By Syndication Washington Post, Japan News-Yomiuri · No Author
These moves come after the mass infection that has occurred on the Diamond Princess cruise ship exposed the limitations of steps taken so far to deal with the outbreak.
"We must take the concerns of the public seriously and further strengthen our efforts," Prime Minister Shinzo Abe said the same day at a meeting of the Novel Coronavirus Response Headquarters at the Prime Minister's Office. All Cabinet ministers attended the meeting.
The enhanced steps specifically include establishing a support system that will enable quarantine officers from around the nation to be assembled during an emergency situation, and crafting a system that enables the National Institute of Infectious Diseases to check a larger volume of samples at once. The countermeasures also included a plan to respond flexibly to cases involving passenger ships such as by refusing to allow passengers and others to disembark.
"All these steps were based on the assumption of a mass infection occurring, like the one that has happened on the cruise ship," a senior government official said.
The number of people infected on the liner has increased to more than 200. One Cabinet minister was unable to conceal his shock at the rising figure, saying, "It's like the virus 'epicenter' of Wuhan in China has shifted across to Japan."
A man from Hong Kong who was later diagnosed with the virus boarded the cruise ship in Yokohama on Jan. 20 and got off in Hong Kong on Jan. 25. Although authorities think the infections spread on the ship before it returned to Yokohama Port on Feb. 3, the government's response to the outbreak has always been one step behind. The reason for this is the "flag state principle" under international law, which holds that the nation in which a ship is registered is responsible for enforcing regulations on the vessel when it is on the open sea.
Consequently, Britain's laws applied to the British-flagged Diamond Princess - and the Japanese government could not legally issue instructions to the liner - until it arrived in Japanese territorial waters.

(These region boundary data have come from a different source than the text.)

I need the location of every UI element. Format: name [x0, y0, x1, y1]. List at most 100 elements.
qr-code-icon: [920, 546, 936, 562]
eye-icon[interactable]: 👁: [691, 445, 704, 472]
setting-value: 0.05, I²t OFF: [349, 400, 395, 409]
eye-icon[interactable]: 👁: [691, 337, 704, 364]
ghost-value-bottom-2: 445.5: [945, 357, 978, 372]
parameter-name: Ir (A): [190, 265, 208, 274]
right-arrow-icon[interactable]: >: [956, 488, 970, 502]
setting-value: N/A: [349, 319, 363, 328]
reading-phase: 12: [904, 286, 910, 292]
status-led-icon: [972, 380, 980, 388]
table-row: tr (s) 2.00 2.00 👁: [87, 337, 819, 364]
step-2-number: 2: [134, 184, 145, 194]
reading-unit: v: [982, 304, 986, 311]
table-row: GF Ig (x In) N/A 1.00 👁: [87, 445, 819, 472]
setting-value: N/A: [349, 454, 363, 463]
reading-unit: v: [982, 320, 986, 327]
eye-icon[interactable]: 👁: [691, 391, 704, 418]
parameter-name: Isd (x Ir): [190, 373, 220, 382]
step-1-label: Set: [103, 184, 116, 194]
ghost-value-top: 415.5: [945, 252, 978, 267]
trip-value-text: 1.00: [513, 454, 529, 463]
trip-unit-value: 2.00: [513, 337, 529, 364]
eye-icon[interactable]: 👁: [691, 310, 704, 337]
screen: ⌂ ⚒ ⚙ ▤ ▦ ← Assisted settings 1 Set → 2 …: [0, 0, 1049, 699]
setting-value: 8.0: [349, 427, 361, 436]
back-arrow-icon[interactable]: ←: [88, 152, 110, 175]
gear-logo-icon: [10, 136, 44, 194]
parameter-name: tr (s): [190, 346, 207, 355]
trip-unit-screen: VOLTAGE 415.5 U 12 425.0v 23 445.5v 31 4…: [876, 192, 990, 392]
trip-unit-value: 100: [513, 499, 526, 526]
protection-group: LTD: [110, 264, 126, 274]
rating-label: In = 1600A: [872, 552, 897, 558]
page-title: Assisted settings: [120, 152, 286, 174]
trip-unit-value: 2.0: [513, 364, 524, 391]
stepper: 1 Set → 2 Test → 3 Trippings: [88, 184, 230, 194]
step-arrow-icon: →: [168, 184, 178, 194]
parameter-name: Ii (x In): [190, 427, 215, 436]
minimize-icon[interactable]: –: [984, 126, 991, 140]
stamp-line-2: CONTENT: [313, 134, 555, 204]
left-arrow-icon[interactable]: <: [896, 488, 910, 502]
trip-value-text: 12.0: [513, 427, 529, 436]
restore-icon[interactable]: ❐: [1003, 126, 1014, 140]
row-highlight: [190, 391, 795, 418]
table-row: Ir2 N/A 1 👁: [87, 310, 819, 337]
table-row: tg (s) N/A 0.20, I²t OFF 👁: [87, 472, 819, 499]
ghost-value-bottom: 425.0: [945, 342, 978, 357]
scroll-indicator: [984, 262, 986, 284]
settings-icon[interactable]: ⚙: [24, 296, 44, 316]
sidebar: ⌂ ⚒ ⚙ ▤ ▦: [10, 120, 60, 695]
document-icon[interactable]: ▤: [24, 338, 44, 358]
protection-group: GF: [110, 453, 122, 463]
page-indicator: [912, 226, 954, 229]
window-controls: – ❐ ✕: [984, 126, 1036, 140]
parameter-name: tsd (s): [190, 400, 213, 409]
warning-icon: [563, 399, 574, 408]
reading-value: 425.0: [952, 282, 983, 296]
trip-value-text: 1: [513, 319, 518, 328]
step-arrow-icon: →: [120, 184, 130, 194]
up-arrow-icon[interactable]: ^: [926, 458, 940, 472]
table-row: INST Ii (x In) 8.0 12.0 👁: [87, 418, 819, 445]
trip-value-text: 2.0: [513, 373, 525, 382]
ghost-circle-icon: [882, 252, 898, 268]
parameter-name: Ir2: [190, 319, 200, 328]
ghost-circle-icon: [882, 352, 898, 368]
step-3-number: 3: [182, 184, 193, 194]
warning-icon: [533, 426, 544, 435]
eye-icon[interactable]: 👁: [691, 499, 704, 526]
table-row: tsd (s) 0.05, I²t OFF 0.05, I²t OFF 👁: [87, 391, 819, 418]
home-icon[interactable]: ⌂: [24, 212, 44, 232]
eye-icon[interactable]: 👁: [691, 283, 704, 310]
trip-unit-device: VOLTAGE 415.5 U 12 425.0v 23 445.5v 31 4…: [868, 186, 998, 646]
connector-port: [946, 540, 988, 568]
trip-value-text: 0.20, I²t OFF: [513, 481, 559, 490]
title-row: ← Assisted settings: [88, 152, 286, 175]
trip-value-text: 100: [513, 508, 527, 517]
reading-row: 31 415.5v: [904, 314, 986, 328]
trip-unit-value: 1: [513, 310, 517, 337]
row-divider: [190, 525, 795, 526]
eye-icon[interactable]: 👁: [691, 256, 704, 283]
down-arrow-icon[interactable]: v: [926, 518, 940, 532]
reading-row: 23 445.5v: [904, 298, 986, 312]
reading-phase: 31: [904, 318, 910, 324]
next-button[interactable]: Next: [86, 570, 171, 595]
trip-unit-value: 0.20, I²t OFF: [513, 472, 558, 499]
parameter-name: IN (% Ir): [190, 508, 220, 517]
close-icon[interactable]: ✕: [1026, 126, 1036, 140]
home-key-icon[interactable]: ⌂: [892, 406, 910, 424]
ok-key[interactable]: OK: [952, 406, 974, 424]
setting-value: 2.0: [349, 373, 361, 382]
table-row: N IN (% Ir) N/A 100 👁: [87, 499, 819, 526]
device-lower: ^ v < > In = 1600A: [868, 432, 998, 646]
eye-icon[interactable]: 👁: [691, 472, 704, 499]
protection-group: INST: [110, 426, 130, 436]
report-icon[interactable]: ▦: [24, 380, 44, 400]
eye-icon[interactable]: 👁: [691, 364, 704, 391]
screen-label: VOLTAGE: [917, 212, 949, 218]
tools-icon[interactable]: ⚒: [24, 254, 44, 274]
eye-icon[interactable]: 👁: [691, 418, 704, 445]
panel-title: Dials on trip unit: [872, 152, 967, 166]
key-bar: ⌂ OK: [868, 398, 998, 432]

According to sources, even after the World Health Organization declared a global health emergency on Jan. 30, parties and other events were held on the cruise ship, suggesting that measures taken to prevent the virus from spreading were insufficient.
The Health, Labor and Welfare Ministry decided, after 10 people on the ship tested positive for the virus on Feb. 5, to demand that all passengers stay in their cabins for two weeks in principle. The government's initial response, according to a senior official of the ruling coalition party Komeito, was "blunted" by a system in which quarantine inspections were not sufficient and medical facilities were not equipped to accept so many people.
World is watching
The nation's first confirmed death because of the coronavirus on Thursday has made the government nervous about how the international community will react.
Since the virus was confirmed to have infected people in Japan, four Pacific island nations including Samoa have restricted entry to people traveling from Japan. According to Russian media, a Russian Foreign Ministry spokesperson blasted Japan during a radio program on Monday, saying the nation's response had been "chaotic" and "ad hoc."
Chief Cabinet Secretary Yoshihide Suga hit back at those claims on Thursday. "We are staying in very close contact with the embassies and other channels of affected nations, such as Russia, and we have carefully explained the steps taken," Suga said at a press conference. "We have thoroughly implemented measures to combat the virus."